Time Period | 3 Months [change] |
Direction | Moves Together |
Strength | Very Strong |
Accuracy | 100.0% |
Values | Daily Returns |
Global X Active vs. TD Active Preferred
Performance |
Timeline |
Global X Active |
TD Active Preferred |
Global X and TD Active Volatility Contrast
Predicted Return Density |
Returns |
Pair Trading with Global X and TD Active
The main advantage of trading using opposite Global X and TD Active positions is that it hedges away some unsystematic risk. Because of two separate transactions, even if Global X position performs unexpectedly, TD Active can make up some of the losses. Pair trading also minimizes risk from directional movements in the market.

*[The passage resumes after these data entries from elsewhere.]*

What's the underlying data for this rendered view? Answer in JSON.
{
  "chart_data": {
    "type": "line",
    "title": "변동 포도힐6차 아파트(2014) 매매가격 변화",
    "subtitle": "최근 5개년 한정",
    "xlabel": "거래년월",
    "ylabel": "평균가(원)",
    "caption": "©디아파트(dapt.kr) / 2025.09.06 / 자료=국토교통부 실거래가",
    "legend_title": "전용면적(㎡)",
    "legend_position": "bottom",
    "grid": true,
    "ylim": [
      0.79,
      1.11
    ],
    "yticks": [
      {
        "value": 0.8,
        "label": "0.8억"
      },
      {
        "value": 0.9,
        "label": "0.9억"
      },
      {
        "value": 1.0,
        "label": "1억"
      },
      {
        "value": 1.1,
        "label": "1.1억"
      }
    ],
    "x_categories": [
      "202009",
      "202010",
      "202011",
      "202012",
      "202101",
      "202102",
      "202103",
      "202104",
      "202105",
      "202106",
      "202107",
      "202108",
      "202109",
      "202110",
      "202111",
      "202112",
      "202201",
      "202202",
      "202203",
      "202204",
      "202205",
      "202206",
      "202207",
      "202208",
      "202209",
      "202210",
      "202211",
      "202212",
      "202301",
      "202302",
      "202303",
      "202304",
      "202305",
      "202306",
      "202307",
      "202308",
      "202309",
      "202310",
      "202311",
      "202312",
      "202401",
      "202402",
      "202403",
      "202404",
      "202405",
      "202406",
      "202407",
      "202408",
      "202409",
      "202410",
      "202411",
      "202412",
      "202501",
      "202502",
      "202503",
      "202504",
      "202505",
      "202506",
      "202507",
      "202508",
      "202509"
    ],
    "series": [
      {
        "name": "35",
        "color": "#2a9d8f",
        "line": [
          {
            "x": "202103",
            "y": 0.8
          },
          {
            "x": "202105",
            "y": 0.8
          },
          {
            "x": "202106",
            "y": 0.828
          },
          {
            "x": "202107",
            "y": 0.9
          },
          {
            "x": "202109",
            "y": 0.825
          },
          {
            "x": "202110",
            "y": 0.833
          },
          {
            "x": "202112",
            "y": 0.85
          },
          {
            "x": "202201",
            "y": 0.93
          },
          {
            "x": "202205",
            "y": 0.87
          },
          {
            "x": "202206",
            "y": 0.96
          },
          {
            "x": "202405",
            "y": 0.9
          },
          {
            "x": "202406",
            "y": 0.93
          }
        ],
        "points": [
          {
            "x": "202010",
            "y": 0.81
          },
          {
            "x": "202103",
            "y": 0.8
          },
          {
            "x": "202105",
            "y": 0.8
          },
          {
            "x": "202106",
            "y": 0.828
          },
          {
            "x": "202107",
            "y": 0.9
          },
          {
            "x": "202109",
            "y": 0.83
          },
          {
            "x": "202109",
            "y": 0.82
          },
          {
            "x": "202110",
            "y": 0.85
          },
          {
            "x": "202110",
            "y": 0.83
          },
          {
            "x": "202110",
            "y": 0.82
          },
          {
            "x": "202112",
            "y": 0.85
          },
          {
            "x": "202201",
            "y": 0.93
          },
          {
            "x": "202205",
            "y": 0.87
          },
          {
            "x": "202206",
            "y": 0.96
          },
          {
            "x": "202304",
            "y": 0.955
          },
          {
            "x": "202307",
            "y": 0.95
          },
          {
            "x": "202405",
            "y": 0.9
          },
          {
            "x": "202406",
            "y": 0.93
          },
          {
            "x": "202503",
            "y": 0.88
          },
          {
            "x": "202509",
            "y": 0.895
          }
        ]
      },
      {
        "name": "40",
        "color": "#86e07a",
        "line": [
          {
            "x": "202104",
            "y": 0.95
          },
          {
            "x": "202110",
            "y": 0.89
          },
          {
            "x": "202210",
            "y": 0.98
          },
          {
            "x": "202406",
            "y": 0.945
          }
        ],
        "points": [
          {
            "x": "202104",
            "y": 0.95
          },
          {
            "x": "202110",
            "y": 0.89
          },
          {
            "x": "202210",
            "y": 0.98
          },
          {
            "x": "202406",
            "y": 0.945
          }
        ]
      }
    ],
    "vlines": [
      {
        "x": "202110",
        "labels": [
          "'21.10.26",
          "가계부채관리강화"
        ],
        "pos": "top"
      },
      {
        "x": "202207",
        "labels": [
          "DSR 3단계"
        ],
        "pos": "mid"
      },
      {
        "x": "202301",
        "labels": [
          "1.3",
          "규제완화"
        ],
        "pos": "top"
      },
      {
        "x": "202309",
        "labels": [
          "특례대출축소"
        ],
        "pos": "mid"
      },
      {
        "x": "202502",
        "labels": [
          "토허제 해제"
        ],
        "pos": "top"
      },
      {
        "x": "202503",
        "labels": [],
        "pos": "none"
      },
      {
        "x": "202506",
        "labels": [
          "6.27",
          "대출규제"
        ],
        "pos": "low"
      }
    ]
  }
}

For example, if an entire industry or sector drops because of unexpected headlines, the short position in TD Active will offset losses from the drop in TD Active's long position.Global X vs. Brompton Global Dividend | Global X vs. Global Healthcare Income | Global X vs. Brompton North American | Global X vs. Tech Leaders Income |
TD Active vs. Brompton Global Dividend | TD Active vs. Global Healthcare Income | TD Active vs. Brompton North American | TD Active vs. Tech Leaders Income |
Check out your portfolio center.Note that this page's information should be used as a complementary analysis to find the right mix of equity instruments to add to your existing portfolios or create a brand new portfolio. You can also try the Content Syndication module to quickly integrate customizable finance content to your own investment portal.